It is known that the elements in the first row of the fourth-order determinant D are 1,2,0, - 4 respectively, and the remainder of the third row is 6, x, 19, 2 in turn. Try to find the root of X

It is known that the elements in the first row of the fourth-order determinant D are 1,2,0, - 4 respectively, and the remainder of the third row is 6, x, 19, 2 in turn.

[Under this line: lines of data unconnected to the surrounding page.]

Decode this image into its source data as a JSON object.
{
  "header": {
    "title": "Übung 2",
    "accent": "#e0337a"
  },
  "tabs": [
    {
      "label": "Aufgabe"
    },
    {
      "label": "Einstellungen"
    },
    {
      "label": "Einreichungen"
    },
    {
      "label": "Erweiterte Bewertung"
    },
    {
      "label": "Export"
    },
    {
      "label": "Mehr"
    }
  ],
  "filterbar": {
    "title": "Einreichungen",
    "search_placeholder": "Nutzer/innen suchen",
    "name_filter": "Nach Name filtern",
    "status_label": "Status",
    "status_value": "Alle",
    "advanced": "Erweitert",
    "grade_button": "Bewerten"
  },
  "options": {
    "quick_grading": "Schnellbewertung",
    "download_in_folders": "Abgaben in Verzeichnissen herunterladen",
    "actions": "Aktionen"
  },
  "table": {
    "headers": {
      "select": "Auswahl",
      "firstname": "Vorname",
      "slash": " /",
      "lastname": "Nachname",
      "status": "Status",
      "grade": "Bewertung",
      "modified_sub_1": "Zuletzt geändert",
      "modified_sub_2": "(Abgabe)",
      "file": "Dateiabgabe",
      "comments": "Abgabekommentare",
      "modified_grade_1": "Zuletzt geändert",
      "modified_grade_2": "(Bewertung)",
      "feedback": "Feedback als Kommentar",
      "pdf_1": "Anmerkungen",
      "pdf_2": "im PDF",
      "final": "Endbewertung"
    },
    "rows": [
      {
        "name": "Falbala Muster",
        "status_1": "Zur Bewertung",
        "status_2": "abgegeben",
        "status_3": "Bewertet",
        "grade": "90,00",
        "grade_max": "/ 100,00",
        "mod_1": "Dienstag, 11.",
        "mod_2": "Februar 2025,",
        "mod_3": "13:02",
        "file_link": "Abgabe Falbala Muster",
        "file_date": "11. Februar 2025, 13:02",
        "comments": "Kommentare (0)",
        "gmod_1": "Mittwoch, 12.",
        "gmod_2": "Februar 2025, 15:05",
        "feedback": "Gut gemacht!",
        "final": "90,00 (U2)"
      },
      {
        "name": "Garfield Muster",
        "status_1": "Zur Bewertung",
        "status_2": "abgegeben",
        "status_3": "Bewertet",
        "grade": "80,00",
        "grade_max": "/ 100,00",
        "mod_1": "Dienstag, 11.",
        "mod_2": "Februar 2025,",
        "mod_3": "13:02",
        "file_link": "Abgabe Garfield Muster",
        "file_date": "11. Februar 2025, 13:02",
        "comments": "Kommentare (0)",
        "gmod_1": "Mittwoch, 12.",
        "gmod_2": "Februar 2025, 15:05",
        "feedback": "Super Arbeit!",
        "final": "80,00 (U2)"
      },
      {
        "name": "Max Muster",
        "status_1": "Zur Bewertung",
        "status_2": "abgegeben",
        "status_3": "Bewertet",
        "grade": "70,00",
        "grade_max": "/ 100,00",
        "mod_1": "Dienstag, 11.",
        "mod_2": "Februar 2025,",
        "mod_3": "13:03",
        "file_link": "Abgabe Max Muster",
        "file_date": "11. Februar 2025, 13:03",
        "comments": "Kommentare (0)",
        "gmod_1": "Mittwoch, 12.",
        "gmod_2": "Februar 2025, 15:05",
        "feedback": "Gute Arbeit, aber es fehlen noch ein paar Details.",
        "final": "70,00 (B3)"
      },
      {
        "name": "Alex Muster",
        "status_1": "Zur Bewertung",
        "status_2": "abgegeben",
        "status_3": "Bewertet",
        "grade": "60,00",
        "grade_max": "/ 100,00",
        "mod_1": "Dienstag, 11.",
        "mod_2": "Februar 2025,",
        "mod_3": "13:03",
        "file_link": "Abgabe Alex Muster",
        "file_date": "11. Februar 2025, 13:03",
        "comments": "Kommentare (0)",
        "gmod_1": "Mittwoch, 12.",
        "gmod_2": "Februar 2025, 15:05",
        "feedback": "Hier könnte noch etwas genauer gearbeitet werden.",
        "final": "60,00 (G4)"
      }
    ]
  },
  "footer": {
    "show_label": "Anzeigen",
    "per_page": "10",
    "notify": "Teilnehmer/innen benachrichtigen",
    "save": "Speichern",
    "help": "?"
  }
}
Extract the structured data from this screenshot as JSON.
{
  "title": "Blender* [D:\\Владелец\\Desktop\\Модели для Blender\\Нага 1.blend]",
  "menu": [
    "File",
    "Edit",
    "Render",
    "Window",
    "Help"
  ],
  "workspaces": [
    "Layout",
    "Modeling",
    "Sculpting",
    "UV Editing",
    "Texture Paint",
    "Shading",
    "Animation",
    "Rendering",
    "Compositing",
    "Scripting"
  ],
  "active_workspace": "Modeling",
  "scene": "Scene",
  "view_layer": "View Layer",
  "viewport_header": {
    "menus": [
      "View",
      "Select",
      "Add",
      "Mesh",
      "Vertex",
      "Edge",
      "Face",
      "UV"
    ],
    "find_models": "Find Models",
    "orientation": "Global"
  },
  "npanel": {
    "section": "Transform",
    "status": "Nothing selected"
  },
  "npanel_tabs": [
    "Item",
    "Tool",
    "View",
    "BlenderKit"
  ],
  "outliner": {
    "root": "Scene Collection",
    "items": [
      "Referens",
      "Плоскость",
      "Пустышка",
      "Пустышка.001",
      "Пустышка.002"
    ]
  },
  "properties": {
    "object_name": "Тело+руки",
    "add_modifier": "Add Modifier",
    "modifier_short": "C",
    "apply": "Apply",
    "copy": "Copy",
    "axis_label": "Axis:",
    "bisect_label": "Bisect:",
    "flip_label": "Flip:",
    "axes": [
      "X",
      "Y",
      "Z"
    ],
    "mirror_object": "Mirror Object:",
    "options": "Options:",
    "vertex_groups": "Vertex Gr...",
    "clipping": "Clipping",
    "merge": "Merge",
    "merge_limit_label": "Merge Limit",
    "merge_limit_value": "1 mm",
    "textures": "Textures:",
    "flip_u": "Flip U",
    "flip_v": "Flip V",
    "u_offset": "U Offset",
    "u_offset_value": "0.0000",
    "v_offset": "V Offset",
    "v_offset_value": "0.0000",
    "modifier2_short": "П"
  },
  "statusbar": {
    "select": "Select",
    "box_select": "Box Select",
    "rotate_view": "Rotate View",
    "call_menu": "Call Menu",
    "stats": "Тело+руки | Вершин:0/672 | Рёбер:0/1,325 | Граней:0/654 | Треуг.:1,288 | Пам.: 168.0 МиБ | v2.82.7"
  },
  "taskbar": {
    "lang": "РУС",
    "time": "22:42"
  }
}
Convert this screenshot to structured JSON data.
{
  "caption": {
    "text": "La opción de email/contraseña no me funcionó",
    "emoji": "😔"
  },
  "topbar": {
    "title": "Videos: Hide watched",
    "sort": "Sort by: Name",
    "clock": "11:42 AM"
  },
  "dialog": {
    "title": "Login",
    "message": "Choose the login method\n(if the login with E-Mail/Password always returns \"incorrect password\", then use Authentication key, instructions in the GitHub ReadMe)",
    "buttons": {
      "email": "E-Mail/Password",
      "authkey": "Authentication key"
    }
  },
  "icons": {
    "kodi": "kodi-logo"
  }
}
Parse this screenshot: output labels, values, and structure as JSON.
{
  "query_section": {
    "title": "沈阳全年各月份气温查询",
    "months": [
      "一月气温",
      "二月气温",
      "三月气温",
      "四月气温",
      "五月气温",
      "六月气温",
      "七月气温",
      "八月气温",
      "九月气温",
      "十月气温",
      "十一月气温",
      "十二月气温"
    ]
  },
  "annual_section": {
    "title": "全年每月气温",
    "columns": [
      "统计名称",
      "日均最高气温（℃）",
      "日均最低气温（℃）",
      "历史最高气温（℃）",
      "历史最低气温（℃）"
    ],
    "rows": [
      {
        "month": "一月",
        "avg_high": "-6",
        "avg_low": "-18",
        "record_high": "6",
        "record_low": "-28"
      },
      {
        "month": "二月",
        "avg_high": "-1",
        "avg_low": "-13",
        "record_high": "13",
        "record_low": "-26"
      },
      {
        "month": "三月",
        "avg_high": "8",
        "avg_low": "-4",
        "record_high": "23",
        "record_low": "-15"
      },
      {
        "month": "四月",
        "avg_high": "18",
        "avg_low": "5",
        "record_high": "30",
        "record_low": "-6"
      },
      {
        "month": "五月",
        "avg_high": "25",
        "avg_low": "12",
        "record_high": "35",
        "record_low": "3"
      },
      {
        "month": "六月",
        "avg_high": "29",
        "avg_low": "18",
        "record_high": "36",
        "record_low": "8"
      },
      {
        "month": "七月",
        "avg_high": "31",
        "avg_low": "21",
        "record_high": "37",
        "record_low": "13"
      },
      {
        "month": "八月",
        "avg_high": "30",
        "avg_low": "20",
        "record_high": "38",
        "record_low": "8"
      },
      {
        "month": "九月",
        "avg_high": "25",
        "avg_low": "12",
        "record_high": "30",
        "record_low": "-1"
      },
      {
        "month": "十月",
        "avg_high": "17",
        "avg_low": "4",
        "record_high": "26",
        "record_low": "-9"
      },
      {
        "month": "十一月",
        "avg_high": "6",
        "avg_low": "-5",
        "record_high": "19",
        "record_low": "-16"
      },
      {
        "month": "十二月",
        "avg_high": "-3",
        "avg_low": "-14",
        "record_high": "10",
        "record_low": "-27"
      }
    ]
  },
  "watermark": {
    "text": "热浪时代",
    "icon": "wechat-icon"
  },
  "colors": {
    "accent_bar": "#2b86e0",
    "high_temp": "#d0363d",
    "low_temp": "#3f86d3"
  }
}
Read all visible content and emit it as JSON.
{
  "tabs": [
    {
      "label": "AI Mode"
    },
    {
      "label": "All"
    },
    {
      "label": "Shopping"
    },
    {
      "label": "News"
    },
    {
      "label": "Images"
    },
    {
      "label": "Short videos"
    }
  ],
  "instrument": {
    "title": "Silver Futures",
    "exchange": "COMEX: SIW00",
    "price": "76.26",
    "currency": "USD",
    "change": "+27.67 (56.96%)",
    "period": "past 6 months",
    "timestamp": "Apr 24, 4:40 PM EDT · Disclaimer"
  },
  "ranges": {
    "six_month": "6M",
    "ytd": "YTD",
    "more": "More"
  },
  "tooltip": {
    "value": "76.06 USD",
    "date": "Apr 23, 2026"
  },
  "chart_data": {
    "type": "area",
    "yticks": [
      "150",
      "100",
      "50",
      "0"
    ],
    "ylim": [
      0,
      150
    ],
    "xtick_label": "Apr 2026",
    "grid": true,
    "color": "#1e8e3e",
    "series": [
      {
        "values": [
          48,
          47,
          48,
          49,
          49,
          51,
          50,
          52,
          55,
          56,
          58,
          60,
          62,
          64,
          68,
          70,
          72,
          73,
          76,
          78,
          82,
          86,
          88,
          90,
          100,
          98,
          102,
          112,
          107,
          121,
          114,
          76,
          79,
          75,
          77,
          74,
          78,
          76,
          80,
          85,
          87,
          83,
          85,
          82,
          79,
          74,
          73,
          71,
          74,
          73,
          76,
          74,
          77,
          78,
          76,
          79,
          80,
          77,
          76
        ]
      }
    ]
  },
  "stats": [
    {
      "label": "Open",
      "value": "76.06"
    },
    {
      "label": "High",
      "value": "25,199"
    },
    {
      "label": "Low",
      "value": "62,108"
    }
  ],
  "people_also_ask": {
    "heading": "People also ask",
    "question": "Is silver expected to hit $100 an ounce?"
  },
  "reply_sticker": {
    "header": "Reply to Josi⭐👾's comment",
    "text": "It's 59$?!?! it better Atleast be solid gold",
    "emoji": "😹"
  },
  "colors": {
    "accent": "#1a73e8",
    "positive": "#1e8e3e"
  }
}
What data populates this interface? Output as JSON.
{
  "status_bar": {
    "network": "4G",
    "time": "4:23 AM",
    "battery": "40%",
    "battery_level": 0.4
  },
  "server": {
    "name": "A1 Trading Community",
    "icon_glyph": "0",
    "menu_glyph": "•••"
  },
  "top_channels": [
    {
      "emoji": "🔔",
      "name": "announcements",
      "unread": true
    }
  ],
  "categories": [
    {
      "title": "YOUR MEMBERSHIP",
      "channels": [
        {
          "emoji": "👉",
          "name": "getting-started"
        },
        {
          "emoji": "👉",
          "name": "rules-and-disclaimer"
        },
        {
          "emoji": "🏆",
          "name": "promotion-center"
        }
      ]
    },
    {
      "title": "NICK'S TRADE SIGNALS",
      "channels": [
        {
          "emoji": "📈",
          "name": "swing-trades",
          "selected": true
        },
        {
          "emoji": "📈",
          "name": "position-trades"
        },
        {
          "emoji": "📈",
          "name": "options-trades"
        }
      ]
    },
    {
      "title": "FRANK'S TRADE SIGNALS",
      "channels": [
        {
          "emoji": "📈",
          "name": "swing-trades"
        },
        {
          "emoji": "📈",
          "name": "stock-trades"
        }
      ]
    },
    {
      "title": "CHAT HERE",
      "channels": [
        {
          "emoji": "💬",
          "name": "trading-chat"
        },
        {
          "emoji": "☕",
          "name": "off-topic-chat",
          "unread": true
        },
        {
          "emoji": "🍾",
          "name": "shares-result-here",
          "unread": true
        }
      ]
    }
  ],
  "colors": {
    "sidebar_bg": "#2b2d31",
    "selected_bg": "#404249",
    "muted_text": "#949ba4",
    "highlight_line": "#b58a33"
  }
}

Try to find the root of X

Related corollaries of determinant expansion theorem: the sum of the elements in one row multiplied by the algebraic cofactors of the elements in another row is equal to 0
So there are:
1*6 + 2X + 0*19 -4*2 = 0
The solution is x = 1

Determinant d = | 1,2,3,4 | 2,3,4,1 | 3,4,1,2 | 4,1,2,3|
Calculate the following determinant
First line 1,2,3,4
Second line 2,3,4,1
The third line is 3,4,1,2
The fourth line is 4,1,2,3

Step 1: add columns 2, 3 and 4 to column 1, propose the common factor 10 of column 1, and change it into
1 2 3 4
1 3 4 1
1 4 1 2
1 1 2 3
Step 2: multiply the first line by - 1 and add it to the other lines
1 2 3 4
0 1 1 -3
0 2 -2 -2
0 -1 -1 -1
Step 3: R3 - 2r1, R4 + R1
1 2 3 4
0 1 1 -3
0 0 -4 4
0 0 0 -4
So determinant = 10 * (- 4) * (- 4) = 160
Please accept if you are satisfied^_^

Integers smaller than 1 are arranged as follows: first column, second column, third column, fourth column
Integers smaller than 1 are arranged as follows:
First column second column third column fourth column
－2 －3 －4 －5
－9 －8 －7 －6
－10 －11 －12 －13
－17 －16 －15 －14
............
In the above numbers, observe their rules and answer which column is the number - 100?

The fourth column, 100 / 4 equal to 25, belongs to 2,3,4,5. Just divide, so it's the fourth column, give points!